When Anwar was moving to L.A. from our Brooklyn hometown five years back, he asked for my help getting his big furniture into the moving truck. I had sprained my knee earlier that month but didn’t hesitate. We angled couches down the mountain of his walk-up apartment staircase. We found and threw away crates of CDs not listened to in years and coughed up dust from blunts and missed floor spots. We took longer than we needed to, and night fell as we rallied two other friends to cram junk bags in the back of the truck. Honestly, it wasn’t enough time. We should have reminisced more and stretched the hours in the day for one more roasting session with the homies. We should’ve said we were sorry for the times we let each other down. We should’ve had more hope that our friendship would continue the same way as 6th grade lunchroom freestyling and 3 a.m. prank calls in college. Randomly, as we lit another cigar to end the night of cleaning and packing, Anwar starts belting out the chorus from the title track LIFE by Jodeci.

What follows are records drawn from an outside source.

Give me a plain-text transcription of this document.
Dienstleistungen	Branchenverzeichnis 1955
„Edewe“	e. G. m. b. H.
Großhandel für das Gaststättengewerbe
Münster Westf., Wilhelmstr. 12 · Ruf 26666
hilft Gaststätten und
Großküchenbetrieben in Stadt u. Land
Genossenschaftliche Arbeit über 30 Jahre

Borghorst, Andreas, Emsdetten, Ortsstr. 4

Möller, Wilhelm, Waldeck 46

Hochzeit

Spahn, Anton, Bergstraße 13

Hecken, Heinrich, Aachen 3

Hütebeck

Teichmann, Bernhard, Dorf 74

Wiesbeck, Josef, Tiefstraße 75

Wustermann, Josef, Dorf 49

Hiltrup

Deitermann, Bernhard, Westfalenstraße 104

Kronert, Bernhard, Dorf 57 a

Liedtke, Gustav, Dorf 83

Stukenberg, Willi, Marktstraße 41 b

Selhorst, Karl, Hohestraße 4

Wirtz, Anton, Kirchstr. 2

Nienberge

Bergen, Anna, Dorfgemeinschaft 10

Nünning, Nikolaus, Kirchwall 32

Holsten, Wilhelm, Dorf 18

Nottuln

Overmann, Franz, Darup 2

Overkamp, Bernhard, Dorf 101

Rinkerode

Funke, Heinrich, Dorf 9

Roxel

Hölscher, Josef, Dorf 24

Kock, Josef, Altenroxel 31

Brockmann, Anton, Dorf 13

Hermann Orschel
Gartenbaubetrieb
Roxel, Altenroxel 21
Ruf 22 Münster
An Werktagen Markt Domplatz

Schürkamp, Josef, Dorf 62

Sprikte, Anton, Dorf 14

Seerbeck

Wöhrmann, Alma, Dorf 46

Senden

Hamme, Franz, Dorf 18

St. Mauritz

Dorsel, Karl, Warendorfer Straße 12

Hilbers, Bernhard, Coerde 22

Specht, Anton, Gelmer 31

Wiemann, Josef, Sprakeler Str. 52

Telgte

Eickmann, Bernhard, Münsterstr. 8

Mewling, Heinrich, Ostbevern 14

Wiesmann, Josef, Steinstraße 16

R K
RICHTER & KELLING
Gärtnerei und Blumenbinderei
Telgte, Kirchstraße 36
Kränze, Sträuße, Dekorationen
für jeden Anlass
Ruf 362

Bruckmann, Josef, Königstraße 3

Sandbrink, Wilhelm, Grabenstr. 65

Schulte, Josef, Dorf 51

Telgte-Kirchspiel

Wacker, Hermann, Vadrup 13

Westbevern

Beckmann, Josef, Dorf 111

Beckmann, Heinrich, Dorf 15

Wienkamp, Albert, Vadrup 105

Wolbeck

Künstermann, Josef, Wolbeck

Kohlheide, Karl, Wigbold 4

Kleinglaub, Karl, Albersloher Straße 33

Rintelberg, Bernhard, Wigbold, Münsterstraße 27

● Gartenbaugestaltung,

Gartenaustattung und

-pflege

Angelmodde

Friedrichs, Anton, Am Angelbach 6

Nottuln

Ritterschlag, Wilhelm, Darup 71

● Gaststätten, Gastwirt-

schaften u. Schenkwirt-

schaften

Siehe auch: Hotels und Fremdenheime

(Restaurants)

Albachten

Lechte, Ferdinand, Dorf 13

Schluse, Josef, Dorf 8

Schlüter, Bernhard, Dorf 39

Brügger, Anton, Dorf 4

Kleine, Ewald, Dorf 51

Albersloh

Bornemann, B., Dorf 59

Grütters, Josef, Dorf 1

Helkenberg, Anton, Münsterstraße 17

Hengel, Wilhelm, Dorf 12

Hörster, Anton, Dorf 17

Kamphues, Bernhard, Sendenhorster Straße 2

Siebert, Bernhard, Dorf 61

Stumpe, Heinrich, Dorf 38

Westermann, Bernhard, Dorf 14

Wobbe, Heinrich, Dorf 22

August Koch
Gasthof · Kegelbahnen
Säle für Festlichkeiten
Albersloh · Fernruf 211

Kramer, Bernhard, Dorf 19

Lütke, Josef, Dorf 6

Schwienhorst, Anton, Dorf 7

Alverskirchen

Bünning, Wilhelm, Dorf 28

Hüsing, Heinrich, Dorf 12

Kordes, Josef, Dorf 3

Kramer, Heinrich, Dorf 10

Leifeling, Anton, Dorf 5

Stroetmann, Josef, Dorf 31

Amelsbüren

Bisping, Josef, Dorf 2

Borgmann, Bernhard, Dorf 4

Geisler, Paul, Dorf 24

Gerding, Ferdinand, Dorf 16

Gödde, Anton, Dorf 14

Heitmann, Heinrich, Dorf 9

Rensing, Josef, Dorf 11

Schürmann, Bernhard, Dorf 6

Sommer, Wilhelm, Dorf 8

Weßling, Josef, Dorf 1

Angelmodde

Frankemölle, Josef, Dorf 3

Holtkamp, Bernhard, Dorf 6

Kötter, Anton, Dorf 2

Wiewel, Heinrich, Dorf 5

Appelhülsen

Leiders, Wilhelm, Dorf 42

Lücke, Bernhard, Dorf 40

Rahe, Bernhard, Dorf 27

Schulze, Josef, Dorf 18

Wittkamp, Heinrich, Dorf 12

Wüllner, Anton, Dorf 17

“Life, life. LIFE, LIFE! LIFE! LIFE! LIFE! LIFE”
To which I replied, “Life. Liiiife.”
That was our inside joke when things went poorly, singing that dumb chorus as loud as we could. It was our honest confession that we had no clue what life intended for us and even less control over our responses.
On our phone call the other day, we concluded that, though LIFE was one of the best comedies of our adolescence, it wasn’t a comedy at all, really. The main characters are accidental friends. The judge sentences them to life in prison and they serve most of that time, unable to grow with their society but knowing that it moves on without them. Their appeals are denied and their escapes thwarted. An inmate commits suicide by attempting escape in broad daylight, knowing he’ll be shot dead. The supporting characters either die or lose faith. Very little about the film is funny except its honesty and its intimate commitment to showing the evolution of a friendship over time. By the end, Claude and Ray come to know each other at the core, accepting the cards they’ve been dealt and supporting a desperate grip on the faith they can get free. If anything, the film denies any payoff, preferring long-road disappointment and waning resistance. Instead, LIFE captures the essence of friendship, showing that honesty is the glue when the laughter and pain subside.
Now that Anwar has his two sons, a wife, his own family, I see how much I relied on his loving friendship a lot more than he could rely on my dependent one. I’ll lose him if I’m not honest about that. All friendships end, but we get to decide how.